9. The nanobolometer of claim 1, wherein the at least one plasmonic optical antenna resonator is selected from the group consisting of: a metallic nanoparticle, a metal-silicon nanoparticle, a gold plasmonic resonator, a silver plasmonic resonator, a copper plasmonic resonator, a nanorod, a nanoshell, a nanoplate, a solid nanoshell, a hollow nanoshell, a nanorice, a nanosphere, a nanobowtie, a nanofiber, a nanowire, a nanopyramid, a nanoprism, and a nanostar.

10. The nanobolometer of claim 9, wherein the metallic nanoparticle and the metal-silicon nanoparticle comprises a metal selected from the group consisting of: silver, gold, nickel, copper, titanium, palladium, platinum, and chromium.

11. The nanobolometer cell of claim 1, wherein the ultrathin silicon film has a thickness of 5 nm-50 nm.

12. The nanobolometer cell of claim 1, wherein the nanobolometer cell is operationally connected to a readout integrated circuit.

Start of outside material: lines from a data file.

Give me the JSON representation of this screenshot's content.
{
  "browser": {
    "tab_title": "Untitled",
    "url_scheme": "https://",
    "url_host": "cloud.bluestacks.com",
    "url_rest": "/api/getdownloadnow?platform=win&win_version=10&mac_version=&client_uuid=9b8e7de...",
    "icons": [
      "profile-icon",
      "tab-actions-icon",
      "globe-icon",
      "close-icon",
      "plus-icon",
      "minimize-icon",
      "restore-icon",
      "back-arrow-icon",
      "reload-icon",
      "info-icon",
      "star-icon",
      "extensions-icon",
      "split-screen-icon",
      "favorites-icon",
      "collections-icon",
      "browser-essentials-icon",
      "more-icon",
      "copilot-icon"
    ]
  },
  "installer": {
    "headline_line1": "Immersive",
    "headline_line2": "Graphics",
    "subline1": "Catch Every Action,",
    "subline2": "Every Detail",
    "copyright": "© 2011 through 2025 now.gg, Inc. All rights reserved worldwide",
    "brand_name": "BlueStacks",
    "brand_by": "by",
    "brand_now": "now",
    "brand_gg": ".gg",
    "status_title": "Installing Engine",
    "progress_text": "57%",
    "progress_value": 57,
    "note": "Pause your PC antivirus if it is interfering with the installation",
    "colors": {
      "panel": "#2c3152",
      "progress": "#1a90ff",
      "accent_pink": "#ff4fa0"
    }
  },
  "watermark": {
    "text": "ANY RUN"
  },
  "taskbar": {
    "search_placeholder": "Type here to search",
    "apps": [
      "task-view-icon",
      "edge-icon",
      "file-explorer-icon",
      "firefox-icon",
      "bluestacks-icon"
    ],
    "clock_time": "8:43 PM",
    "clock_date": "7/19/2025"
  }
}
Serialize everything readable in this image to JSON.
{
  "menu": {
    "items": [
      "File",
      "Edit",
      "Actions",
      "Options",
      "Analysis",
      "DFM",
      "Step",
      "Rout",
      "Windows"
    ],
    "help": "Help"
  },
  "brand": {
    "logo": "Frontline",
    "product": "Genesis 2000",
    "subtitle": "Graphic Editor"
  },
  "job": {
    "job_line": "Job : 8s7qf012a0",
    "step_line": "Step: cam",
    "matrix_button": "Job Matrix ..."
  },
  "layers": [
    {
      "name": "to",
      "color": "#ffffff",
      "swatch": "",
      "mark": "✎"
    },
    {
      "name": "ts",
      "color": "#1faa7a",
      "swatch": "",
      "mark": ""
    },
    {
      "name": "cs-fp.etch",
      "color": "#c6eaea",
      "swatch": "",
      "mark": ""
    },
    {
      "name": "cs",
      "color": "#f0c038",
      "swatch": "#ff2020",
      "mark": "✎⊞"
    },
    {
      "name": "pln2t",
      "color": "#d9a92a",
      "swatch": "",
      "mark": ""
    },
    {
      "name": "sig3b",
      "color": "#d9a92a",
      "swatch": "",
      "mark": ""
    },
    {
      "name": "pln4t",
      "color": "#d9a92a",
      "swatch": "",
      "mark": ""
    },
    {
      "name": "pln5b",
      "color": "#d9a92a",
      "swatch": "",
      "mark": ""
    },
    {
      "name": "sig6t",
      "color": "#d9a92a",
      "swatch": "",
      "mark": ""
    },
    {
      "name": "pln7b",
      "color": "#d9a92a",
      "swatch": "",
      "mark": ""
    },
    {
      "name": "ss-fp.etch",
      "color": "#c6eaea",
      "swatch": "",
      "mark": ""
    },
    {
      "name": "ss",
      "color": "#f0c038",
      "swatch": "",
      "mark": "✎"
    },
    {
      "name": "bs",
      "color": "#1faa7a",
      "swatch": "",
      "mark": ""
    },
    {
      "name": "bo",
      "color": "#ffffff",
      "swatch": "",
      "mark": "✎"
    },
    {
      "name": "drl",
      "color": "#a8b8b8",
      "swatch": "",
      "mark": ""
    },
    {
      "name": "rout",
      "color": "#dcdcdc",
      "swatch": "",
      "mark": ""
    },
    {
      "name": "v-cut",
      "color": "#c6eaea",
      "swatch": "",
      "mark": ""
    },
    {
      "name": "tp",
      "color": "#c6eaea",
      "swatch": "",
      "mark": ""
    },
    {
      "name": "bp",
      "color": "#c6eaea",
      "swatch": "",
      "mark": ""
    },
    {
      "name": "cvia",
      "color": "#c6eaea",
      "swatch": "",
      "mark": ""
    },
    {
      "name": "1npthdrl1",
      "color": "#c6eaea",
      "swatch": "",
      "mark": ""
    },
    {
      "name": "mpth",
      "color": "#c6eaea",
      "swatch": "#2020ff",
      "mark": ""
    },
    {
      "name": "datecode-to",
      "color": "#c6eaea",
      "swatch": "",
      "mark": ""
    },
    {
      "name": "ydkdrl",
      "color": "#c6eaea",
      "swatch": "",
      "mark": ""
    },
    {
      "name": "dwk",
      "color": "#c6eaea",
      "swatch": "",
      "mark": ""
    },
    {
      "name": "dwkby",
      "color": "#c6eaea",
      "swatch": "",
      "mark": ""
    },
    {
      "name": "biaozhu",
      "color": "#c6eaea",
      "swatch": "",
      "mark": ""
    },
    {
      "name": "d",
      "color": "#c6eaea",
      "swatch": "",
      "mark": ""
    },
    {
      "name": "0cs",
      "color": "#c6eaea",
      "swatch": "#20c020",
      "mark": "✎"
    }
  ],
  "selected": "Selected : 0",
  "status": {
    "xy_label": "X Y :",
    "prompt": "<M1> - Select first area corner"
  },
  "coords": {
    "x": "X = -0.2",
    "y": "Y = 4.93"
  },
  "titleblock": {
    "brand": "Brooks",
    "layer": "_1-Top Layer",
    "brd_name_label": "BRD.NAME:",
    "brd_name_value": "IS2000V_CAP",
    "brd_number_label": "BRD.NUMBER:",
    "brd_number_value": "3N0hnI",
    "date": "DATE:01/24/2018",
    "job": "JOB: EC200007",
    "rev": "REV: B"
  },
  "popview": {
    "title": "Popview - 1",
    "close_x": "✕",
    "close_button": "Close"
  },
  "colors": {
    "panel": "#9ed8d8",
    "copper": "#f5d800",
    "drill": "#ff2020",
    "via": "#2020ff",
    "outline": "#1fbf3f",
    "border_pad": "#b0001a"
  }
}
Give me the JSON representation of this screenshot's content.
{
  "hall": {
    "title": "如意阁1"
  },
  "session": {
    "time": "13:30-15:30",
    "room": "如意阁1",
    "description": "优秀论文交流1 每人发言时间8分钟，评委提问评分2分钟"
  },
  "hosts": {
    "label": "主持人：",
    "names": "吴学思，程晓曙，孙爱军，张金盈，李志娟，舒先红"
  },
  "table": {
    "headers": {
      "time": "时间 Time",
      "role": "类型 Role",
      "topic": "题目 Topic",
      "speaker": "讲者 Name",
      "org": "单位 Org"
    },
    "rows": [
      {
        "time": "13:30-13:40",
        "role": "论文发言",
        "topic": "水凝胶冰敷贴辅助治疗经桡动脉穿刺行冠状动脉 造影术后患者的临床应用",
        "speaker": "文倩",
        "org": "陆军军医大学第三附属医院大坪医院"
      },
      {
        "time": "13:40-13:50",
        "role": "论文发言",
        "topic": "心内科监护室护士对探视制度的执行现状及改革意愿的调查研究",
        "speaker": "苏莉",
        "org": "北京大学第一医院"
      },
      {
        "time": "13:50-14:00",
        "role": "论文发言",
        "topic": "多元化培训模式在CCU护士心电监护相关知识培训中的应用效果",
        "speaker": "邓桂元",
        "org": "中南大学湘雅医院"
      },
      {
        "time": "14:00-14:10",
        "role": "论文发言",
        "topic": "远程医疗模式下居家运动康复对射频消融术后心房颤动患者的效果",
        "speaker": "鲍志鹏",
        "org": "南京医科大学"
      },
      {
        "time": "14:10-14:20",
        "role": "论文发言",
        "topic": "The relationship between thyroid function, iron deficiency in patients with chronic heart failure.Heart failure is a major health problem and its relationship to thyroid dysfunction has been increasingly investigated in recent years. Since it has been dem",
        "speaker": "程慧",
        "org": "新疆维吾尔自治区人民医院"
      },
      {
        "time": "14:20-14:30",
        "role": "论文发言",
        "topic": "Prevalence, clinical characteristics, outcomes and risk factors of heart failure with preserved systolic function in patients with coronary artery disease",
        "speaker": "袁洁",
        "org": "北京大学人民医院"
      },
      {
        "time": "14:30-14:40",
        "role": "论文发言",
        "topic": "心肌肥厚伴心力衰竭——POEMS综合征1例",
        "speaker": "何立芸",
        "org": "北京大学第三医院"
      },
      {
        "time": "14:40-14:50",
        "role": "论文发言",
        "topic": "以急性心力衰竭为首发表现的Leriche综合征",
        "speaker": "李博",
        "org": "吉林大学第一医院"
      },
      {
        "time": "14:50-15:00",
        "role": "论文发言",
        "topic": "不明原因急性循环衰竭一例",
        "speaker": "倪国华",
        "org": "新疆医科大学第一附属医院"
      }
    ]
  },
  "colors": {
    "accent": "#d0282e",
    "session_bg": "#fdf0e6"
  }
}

13. The nanobolometer cell of claim 1, wherein the nanobolometer cell has a high response speed of at least 50 MHz (20 ns).

14. The nanobolometer cell of claim 1, wherein the nanobolometer cell is operational at room temperature and does not require cooling.

15. An infrared radiation detector comprising a plurality of the nanobolometer cell of claim 1.

16. An infrared imager comprising the detector of claim 15.

17. A multispectral imager comprising a plurality of complementary metal-oxide-semiconductor (CMOS) cells; anda plurality of nanobolometer cells;wherein each of the plurality of nanobolometer cells are interspersed within the CMOS cells.

18. The multispectral imager of claim 16, wherein the plurality of nanobolometer cells are according to claim 1.

19. The multispectral imager of claim 17, wherein the multispectral imager is a front-illuminated silicon multispectral imager.

20. The multispectral imager of claim 17, wherein the multispectral imager is a back-illuminated silicon multispectral imager.